The two slug it out on Ultz's clever design, which puts the audience in the position of spectators at a boxing ring or observers of a psychological experiment. Is it Juliet or their own career prospects that the doctors serve? Is Hilary the consultant a radical in the RD Laing tradition when she argues that Juliet might be victim of an "ethnocentric" misdiagnosis that sees many more black than white people in mental hospitals? Or is she just a discontented bully in a white coat with a book to finish?

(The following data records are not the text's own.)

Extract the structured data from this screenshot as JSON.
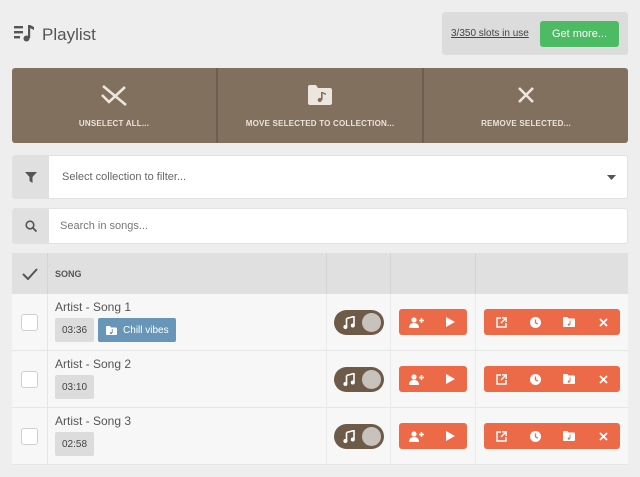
{
  "header": {
    "title": "Playlist",
    "title_icon": "playlist-icon"
  },
  "slots": {
    "usage_text": "3/350 slots in use",
    "get_more_label": "Get more..."
  },
  "actions": [
    {
      "label": "UNSELECT ALL...",
      "icon": "unselect-all-icon"
    },
    {
      "label": "MOVE SELECTED TO COLLECTION...",
      "icon": "music-folder-icon"
    },
    {
      "label": "REMOVE SELECTED...",
      "icon": "close-icon"
    }
  ],
  "filter": {
    "placeholder": "Select collection to filter...",
    "icon": "filter-icon"
  },
  "search": {
    "placeholder": "Search in songs...",
    "icon": "search-icon"
  },
  "table": {
    "header": {
      "song_label": "SONG"
    },
    "rows": [
      {
        "title": "Artist - Song 1",
        "duration": "03:36",
        "collection": "Chill vibes"
      },
      {
        "title": "Artist - Song 2",
        "duration": "03:10"
      },
      {
        "title": "Artist - Song 3",
        "duration": "02:58"
      }
    ]
  },
  "colors": {
    "accent_orange": "#ec6a47",
    "action_brown": "#82705f",
    "success_green": "#4dbb63",
    "collection_blue": "#6896b9"
  }
}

On its National theatre debut, Penhall's play had a stellar trio of actors in Chiwetel Ejiofor, Andrew Lincoln and Bill Nighy. The twist in Femi Elufowoju's revival is an all-female cast, which, if anything, makes the play more shocking. The struggle between the two doctors, a kind of intellectual catfight in which language, semantics and insults are the weapons, diminishes the patient even more.

But although there are moments when the evening really sparks, it often lacks tension and pace. Ayesha Antoine's Juliet never cuts quite as poignant a figure as you might expect, perhaps falling victim not just to the medical profession but also to Esther Hall and Helen Schlesinger's twitchy, over-expansive performances.